Allan J Walkey was funded by NIH R01HL139751, NIH R01HL151607, NIH R01HL136660, and NIH OT2HL156812-01. Anica C Law was funded by NIH K23HL 153482. Nicholas A Bosch was funded by NIH 1F32GM133061-01.

3 Comments on "Wasting Taxpayers Money: Lottery-Based Incentives Do Not Increase COVID-19 Vaccination Rates"

  1. Oh no it’s worse than that, it gives the exact opposite effect, it’s interpreted as a compensation for the risk or even some kind of bribing. It raises big red flags because the choice here should be based on a positive health outcome and not signing in for a prize.

    Same goes for giving fast food and alcoholic drinks…

    • They really needed to find a gaming actuary to help build that out.

      I had to go look at McDonald’s Monopoly for fast food, and apparently it’s associated with just over a 3% in sales increase. I didn’t see if that’s new sales, customer loyalty or maybe upsizing to get more properties.

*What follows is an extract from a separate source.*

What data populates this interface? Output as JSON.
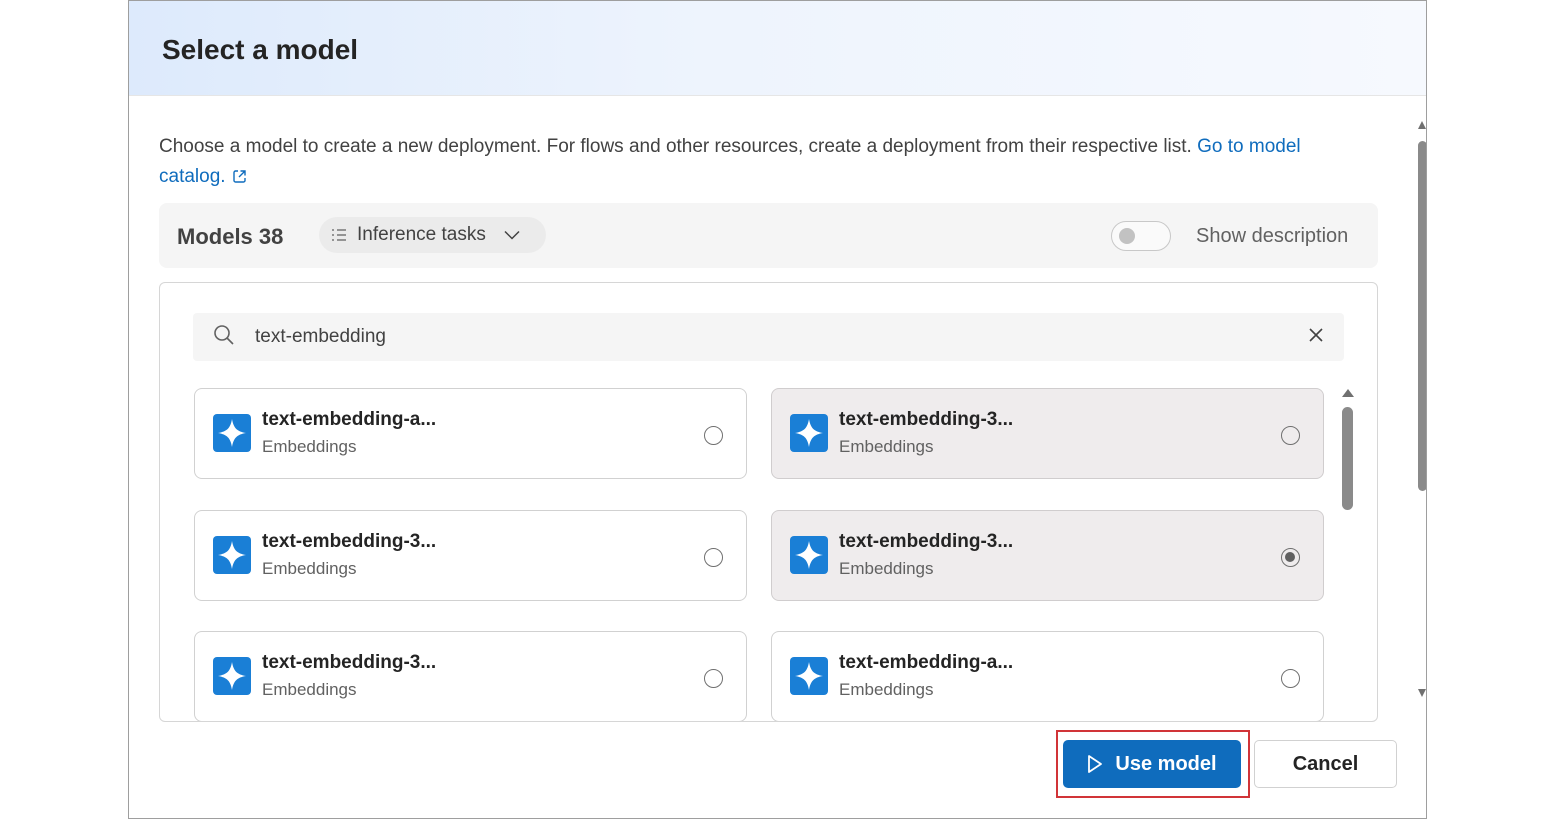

      Introducing the lotto late may have hurt the states as well, since it does give the impression that late people get rewards and early adopters get nothing. It doesn’t matter if an equivalent game is set up to accommodate early people, it’s already apparent that this is an afterthought and you won’t be able to find anyone who can convince early adopters that the two are equal or better. One governor gave a few rich communities with big donors a way to jump the line, and no matter how those deals operated, it very much looked like a pay-to-win game that was taking cash for donations and you’d need to save up if you wanted that vaccine that was supposed to be free.